In trying to pitch this concert to a couple of my friends, I described the group as a cross between Zac Brown Band and Mumford & Sons. And thinking about that description in retrospect, more in analysis mode than selling mode, I’d also throw in a dash of Townes Van Zandt, high praise to be sure. To encapsulate the thought in non-musical terms, the beers of choice at the venue were Shiner, Brooklyn Lager and Budweiser, with the bars running out of Shiner pretty early on in the night. There were plenty of hipster glasses, flannels and even a fedora or two in the crowd, but also some bros in white tees and tight jeans, and then of course some country band tees and boots too.

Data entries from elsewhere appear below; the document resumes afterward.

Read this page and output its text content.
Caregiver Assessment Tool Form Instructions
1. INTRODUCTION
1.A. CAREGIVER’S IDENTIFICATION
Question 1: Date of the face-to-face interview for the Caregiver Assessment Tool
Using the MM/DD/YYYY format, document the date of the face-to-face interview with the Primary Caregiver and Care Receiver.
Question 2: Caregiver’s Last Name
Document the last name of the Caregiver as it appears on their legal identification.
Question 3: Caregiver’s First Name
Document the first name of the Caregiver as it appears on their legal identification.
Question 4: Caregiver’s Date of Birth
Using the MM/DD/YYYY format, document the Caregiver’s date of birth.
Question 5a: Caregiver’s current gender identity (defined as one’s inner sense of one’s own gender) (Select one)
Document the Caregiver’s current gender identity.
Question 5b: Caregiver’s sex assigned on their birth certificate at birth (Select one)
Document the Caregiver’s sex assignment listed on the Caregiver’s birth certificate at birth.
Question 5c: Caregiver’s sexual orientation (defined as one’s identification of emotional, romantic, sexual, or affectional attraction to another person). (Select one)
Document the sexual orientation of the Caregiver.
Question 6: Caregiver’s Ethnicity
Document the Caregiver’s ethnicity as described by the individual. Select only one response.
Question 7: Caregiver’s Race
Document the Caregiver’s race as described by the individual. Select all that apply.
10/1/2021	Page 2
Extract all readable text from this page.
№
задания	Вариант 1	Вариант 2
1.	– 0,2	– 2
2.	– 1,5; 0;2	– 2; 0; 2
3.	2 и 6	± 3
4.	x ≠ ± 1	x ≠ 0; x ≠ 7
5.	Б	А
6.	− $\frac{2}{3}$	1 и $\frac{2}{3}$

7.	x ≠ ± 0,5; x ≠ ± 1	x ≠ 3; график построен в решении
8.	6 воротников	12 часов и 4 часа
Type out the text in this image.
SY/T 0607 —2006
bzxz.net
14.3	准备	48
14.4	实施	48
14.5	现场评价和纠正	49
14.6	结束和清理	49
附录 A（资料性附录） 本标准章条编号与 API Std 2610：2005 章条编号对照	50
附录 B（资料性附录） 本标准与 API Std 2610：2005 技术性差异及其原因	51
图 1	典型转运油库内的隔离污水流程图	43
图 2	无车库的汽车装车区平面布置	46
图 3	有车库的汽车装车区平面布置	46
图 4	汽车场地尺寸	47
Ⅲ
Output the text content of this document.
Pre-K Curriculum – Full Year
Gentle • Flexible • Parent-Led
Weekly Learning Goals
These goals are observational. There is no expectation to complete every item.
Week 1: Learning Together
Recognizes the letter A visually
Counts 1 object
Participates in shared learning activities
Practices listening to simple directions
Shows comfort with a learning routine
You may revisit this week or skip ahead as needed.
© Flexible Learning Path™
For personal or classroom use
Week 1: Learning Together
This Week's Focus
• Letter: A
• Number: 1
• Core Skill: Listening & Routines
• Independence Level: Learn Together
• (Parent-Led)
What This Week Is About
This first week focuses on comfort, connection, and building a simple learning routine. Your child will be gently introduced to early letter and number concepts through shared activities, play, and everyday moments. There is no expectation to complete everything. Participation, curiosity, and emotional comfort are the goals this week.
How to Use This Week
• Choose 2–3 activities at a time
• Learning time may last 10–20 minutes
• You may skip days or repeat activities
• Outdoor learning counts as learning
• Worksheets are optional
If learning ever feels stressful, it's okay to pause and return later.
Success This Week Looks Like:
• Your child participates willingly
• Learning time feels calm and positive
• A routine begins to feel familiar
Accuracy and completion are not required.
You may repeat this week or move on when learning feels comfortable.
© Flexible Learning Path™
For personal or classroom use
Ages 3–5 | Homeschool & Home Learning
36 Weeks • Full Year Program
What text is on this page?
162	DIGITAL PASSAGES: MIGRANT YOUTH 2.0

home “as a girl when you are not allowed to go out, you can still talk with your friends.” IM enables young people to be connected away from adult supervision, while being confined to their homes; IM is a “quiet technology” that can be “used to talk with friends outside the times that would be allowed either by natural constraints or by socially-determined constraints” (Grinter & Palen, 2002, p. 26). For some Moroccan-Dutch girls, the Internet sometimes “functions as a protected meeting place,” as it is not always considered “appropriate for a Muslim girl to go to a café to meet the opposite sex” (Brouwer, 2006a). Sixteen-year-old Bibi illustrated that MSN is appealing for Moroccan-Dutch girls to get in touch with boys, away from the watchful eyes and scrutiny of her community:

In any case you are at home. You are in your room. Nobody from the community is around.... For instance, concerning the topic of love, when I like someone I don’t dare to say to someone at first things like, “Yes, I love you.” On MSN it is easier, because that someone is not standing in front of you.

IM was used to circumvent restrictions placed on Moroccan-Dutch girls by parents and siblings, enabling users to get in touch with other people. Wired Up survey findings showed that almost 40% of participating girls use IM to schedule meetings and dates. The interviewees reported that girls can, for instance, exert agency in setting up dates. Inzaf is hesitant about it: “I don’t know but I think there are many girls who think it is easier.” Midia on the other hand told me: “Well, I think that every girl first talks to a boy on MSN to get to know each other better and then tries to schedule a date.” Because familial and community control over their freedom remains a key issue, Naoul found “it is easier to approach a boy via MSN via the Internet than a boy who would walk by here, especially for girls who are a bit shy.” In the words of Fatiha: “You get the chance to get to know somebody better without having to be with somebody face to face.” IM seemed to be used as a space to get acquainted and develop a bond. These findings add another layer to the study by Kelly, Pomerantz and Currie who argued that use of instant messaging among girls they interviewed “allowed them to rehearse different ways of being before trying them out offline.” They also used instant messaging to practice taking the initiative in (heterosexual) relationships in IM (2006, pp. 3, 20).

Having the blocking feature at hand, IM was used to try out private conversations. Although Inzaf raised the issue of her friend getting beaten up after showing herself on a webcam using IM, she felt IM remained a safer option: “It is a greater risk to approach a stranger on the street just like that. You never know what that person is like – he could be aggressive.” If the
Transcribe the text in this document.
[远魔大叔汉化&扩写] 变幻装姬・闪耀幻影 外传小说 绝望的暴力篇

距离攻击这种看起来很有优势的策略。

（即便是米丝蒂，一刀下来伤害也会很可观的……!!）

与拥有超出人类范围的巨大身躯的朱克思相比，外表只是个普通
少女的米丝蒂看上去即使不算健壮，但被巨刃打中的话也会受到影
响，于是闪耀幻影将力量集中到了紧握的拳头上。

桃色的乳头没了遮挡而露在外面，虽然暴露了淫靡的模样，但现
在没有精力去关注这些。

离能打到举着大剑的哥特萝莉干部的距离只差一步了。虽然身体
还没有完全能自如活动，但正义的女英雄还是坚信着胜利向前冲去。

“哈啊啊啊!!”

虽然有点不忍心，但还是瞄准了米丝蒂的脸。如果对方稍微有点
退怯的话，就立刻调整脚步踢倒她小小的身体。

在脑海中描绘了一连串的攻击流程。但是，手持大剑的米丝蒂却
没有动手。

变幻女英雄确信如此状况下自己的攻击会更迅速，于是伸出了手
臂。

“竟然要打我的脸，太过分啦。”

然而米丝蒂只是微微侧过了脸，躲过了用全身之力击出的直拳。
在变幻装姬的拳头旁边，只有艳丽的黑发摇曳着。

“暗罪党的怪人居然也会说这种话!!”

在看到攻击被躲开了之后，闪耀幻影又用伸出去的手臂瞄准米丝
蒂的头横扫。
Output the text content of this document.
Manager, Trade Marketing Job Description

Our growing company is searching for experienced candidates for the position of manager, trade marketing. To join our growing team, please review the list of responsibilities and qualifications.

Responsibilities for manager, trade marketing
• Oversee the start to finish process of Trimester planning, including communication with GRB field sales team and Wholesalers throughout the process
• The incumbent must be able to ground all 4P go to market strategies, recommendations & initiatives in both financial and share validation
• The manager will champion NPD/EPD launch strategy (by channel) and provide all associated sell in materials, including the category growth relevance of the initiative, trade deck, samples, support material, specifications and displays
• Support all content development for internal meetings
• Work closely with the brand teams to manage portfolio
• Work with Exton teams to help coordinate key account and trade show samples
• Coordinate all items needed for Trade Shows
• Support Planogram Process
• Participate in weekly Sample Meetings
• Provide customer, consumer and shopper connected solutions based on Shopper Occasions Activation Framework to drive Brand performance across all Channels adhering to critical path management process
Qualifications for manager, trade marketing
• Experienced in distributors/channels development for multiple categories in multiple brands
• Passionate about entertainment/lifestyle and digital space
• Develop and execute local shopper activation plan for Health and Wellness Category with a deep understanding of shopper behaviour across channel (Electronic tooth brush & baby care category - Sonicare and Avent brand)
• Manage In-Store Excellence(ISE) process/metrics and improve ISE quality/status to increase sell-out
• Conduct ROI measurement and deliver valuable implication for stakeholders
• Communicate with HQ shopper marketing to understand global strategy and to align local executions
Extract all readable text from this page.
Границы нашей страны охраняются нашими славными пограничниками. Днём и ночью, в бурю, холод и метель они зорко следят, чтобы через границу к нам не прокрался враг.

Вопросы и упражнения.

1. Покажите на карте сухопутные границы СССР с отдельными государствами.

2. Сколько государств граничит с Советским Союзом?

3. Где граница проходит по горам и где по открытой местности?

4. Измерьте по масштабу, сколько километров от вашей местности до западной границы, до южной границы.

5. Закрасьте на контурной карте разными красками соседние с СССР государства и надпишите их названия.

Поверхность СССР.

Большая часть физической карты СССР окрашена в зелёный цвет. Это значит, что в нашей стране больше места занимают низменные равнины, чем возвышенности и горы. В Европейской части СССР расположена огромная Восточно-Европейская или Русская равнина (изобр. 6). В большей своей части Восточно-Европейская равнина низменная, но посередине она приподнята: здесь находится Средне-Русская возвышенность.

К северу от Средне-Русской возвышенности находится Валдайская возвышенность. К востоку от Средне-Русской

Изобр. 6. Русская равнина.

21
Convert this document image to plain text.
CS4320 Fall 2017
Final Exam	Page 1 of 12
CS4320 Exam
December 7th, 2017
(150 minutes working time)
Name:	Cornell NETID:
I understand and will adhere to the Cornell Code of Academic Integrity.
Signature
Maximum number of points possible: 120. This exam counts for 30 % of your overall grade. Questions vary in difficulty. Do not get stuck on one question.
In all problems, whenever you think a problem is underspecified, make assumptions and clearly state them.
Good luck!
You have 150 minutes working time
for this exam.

Without reference to any kind of technical definition of the sub-genre if there is one, I’d call this music Americana. TT’s instrumentals cover the full range of traditional country sounds – banjo, harmonic, fiddle and pedal-steel guitar – generously and effectively deployed to further the mood and tone of songs’ lyrics. And it’s the lyrics that really draw me to the Turnpike Troubadours. Their songs are the opposite of so many songs out there with cookie-cutter formulas: characters and settings that get caricatured, references to products and cities that seem like a music executive has dictated and plot lines taken from a stock catalogue. Their songs have real stories to tell with characters and plot lines painted from real life that are original and often flawed or imperfect. Their songs are overflowing with lyrical content and make me feel as though TT, and Evan Felker in particular, will never run out of material and stories to tell.
More on the TTs and their great songs (and new album) soon, but wanted to share a bit on this great concert in NYC!